M24-140L: Anatomically Consistent Embeddings in Composition and Decomposition – Researchers at Arizona State University have developed an approach to overcome the limitation of self-supervised learning methods appreciating hierarchical structure attributes inherent to medical images. This approach seeks to capture hierarchical features consistent across varying scales, from subtle disease textures to structural anatomical patterns. It leverages some intrinsic properties of the medical image, and bridges the semantic gap across scales from high-level pathologies to low-level tissue anomalies, ensuring a seamless integration of fine-grained details with global anatomical structures. This shows significant promise for advancing explainable AI applications in medical image analysis.
 
M24-141L: Learning Anatomical Consistency, Sub-volume Spatial Relationships and
Fine-grained Appearance for CT – Researchers at Arizona State University have developed a self-supervised learning approach that allows for the exploration of medical images within high-level context, spatial relationships in anatomy, and fine-grained features in anatomical structures. Called ASA, it is designed to learn anatomical consistency, sub-volume spatial relationships, and fine-grained appearance for 3D computed tomography images. This method acquires anatomical knowledge of intra-volume spatial relationships by sub-volume order prediction and volume-wise fine-grained features by volume appearance recovery. It also employs the student-teacher learning paradigm to automatically capture high-level features by optimizing the agreement between features from two spatially related crops. The framework encompasses two learning perspectives: acquiring high-level global features by optimizing the agreement between two spatially related views and acquiring sub-volume relationships and fine-grained features through sub-volume order prediction and volume appearance recovery.
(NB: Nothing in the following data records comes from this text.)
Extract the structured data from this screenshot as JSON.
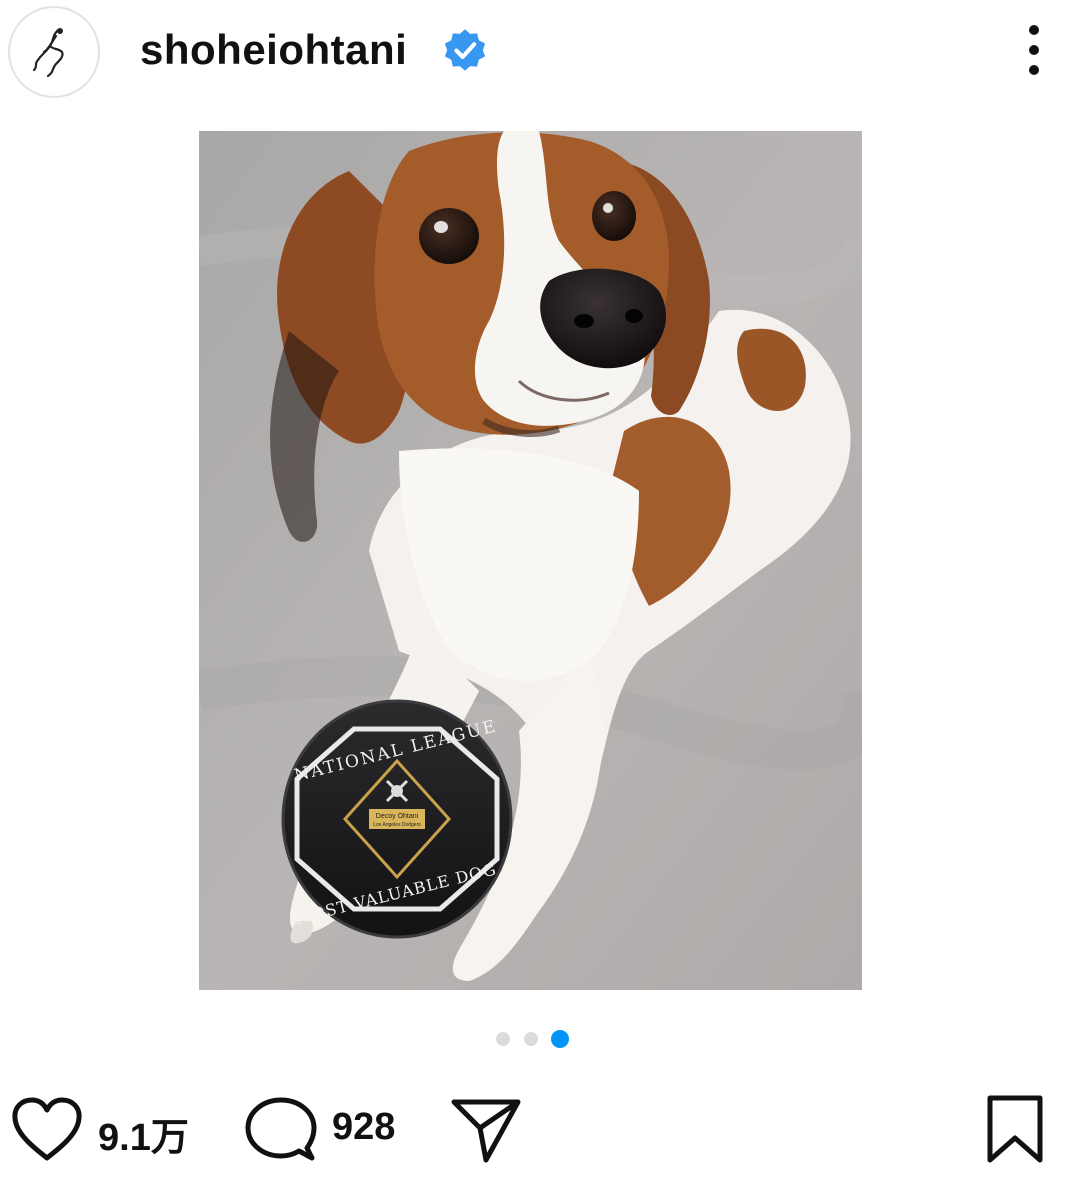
{
  "post": {
    "username": "shoheiohtani",
    "verified": true,
    "verified_color": "#3897f0"
  },
  "icons": {
    "avatar": "signature-logo",
    "verified": "verified-badge-icon",
    "more": "more-options-icon",
    "like": "heart-icon",
    "comment": "comment-icon",
    "share": "send-icon",
    "save": "bookmark-icon"
  },
  "photo": {
    "badge_top_text": "NATIONAL LEAGUE",
    "badge_bottom_text": "MOST VALUABLE DOG",
    "plate_name": "Decoy Ohtani",
    "plate_team": "Los Angeles Dodgers"
  },
  "carousel": {
    "total": 3,
    "active_index": 3,
    "active_color": "#0095f6",
    "inactive_color": "#dbdbdb"
  },
  "stats": {
    "likes": "9.1万",
    "comments": "928"
  }
}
Please see Pang – MICCAI for additional information.
 
M24-179L: Large-Scale Benchmarking and Boosting Transfer Learning for Medical Image Analysis – Researchers at Arizona State University have developed a novel approach focusing on benchmarking numerous conventional and modern convolutional neural network (ConvNet) and vision transformer architectures across various medical tasks; (ii) investigating the impact of fine-tuning data size on the performance of ConvNets compared with vision transformers in medical imaging; (iii) examining the impact of pretraining data granularity on transfer learning performance; (iv) evaluating transferability of a wide range of self-supervised methods with diverse training objectives to a variety of medical tasks across different modalities; and (v) delving into the efficacy of domain-adaptive pretraining on both photographic and medical datasets to develop high-performance models for medical tasks. This technology demonstrates higher transferability than vision transformers when fine-tuning for medical tasks and has proven to be more annotation efficient than vision transformers when fine-tuned for medical tasks.